Georges de La Tour (1593-1652) war ein lothringischer Maler,
er wird der frühen französischen Kunst der Barockzeit zugerechnet.

Schon seine frühen Gemälde stellen Personen aus einer Welt der Armut dar.
Diese profanen Themen bleiben auch im späteren Werk bestimmend:
alte Bauern, Bettler, blinde Musikanten, eine Flöhe suchende Frau.
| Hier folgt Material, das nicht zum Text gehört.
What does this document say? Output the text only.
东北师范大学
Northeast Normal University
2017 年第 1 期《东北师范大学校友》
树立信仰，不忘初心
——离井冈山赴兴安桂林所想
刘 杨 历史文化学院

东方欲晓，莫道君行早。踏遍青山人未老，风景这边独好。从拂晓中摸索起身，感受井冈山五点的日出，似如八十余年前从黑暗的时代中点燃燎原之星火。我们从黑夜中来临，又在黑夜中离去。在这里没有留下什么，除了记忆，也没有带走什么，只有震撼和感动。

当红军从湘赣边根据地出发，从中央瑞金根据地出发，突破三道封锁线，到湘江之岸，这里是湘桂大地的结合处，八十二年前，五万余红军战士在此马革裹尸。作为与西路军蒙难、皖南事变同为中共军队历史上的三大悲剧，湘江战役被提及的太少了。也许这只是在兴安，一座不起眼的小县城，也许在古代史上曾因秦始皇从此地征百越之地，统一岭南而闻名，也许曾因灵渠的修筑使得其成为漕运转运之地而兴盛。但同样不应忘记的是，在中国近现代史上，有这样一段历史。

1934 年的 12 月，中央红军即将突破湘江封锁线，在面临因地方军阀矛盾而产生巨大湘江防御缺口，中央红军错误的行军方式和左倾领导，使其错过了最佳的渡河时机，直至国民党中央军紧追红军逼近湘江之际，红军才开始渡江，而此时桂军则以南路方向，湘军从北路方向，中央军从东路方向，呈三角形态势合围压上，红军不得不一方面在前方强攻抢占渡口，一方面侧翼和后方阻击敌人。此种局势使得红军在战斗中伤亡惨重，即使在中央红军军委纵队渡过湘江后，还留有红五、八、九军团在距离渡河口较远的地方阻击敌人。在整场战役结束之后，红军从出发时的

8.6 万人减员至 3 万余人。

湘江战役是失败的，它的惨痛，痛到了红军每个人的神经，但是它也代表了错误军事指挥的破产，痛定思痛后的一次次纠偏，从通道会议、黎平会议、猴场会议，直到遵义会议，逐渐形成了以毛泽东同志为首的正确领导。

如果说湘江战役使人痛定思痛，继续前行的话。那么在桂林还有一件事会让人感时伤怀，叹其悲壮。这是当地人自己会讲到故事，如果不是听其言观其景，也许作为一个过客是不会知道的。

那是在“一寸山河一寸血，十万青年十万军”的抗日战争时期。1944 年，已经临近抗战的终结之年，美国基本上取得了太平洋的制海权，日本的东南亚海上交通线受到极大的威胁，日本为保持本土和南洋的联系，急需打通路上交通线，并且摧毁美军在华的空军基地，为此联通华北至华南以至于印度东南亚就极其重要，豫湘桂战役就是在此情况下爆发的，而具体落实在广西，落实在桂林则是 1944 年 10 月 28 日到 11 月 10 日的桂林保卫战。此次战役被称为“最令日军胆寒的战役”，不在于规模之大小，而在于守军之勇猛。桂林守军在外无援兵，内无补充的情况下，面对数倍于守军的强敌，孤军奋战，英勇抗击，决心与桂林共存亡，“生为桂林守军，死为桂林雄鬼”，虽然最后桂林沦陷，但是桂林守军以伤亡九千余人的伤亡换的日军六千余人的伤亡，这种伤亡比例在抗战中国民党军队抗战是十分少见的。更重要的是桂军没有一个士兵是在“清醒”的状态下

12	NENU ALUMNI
Ein anderer Themenkreis widmet sich Gaunereien wie zum Beispiel dem Falschspielen mit Karten,
oder der betrügerischen Wahrsagerei (siehe oben "Die Wahrsagerin").
Immer sind die Figuren aus großer Nähe gesehen, ohne ihre Würde
durch banales Beiwerk oder sentimentale Verfälschung zu beeinträchtigen.

Unter der Kommentarfunktion steht die ausführliche Bildbeschreibung aus Wikipedia.



Im Bild ist ein milchgesichtiger junger Mann dicht von einer Gruppe von Frauen umringt,
die mit einer einzigen Ausnahme einen dunklen Teint aufweisen,
was darauf schließen lässt, dass es sich um Zigeunerinnen handelt.
Die Alte rechts bietet dem jungen Mann an, ihm aus der Hand zu lesen,
sie hält ein Geldstück in der Hand (vermutlich ihr Entgelt), mit dem sie, wie das üblich war,
vor Beginn der Wahrsagung ein Kreuz über seiner geöffneten Hand schlagen wird.
Sie redet auf ihn ein, lenkt ihn ab, derweil die Hellhäutige mit einer Zange
eine goldene Schaumünze von seiner Kette abzwickt.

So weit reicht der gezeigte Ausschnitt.